Chicago school mystery: Conservative economist Casey Mulligan thinks perfectly normal behavior is "odd"

Published June 2, 2010 3:37PM (EDT)

It is rare to see the gaping chasm between Chicago-school economists and Keynesians illustrated as dramatically as in Casey Mulligan's new New York Times column, "As Governments Borrow, Many People Save." Conservative economists believe that government spending "crowds out" private spending; they argue, for example, that when government spending ramps up, private citizens anticipate higher taxes in the future, and so start saving their pennies. Keynesians, meanwhile, invert the equation. When the private sector stops spending, that's precisely when government must prime the pump and goose demand.

Mulligan thinks he's found proof of this thesis by noting that private saving tends to go up in recessions, when government spending, not uncoincidentally, also spikes. There is a "strong positive correlation between the amount of public dissaving and the amount of private savings," he writes.
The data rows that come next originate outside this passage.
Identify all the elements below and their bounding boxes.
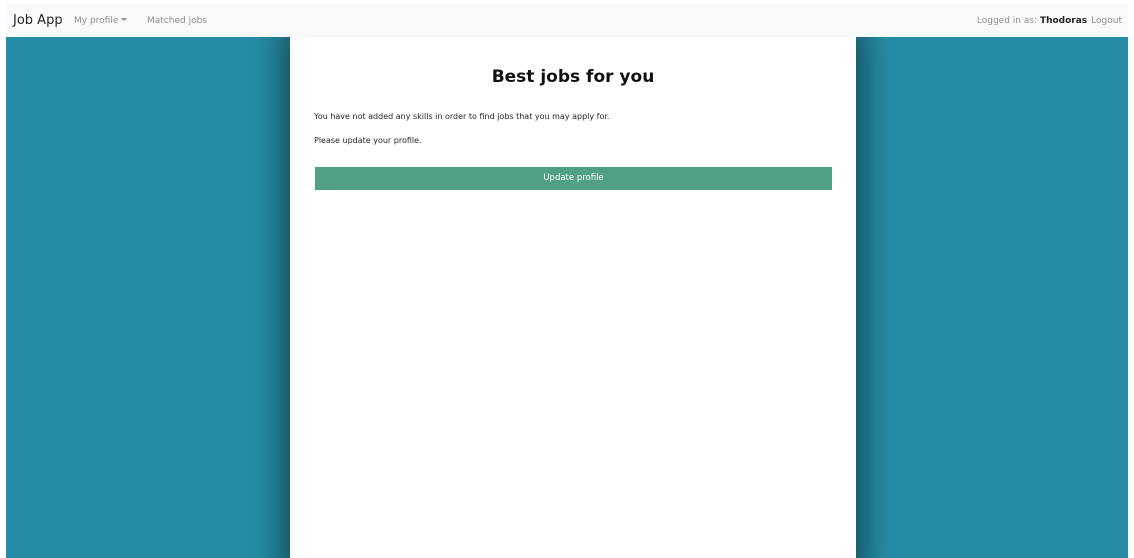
logged-in-label: Logged in as: <box>976 16 1040 26</box>
update-profile-button[interactable]: Update profile <box>315 167 832 190</box>
username: Thodoras <box>1039 16 1088 26</box>
nav-matched-jobs[interactable]: Matched jobs <box>147 16 207 26</box>
main-card: Best jobs for you You have not added any… <box>290 37 856 558</box>
nav-my-profile-dropdown[interactable]: My profile <box>74 16 128 26</box>
navbar: Job App My profile Matched jobs Logged i… <box>6 4 1128 37</box>
no-skills-message: You have not added any skills in order t… <box>314 112 610 121</box>
nav-my-profile-label: My profile <box>74 16 119 26</box>
caret-down-icon <box>121 18 128 21</box>
user-status: Logged in as: Thodoras Logout <box>977 16 1122 26</box>
update-profile-message: Please update your profile. <box>314 136 422 145</box>
app-frame: Job App My profile Matched jobs Logged i… <box>6 4 1128 558</box>
brand-link[interactable]: Job App <box>13 13 63 28</box>
page-title: Best jobs for you <box>491 67 655 87</box>
logout-link[interactable]: Logout <box>1091 16 1122 26</box>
Fair enough. But then Mulligan makes a revealing observation:

That the private sector would save, rather than borrow, in a recession seems odd, especially later in the recession when employment and incomes reached their lows. Yet it seems they do.

Odd? In what universe does the propensity to save when times get hard seem odd? If all around you friends and family members are losing their jobs, wouldn't it be normal to clamp down on discretionary spending, and attempt to avoid getting in deeper debt? We're not worried about paying for future taxes: We're worried about making the mortgage payment next month!

Sure, it would be more rational to save when the economy is roaring forward, and thus prepare ourselves for potential bad times ahead, but that's just not how humans generally seem to go about their business. We get loose in the good times, and pull in our horns when the going gets tough.

Which, as any good Keynesian will tell you, is precisely the problem that only government action can fix -- the "paradox of thrift" that occurs when private citizens stop consuming, en masse, and the economy shudders to a halt.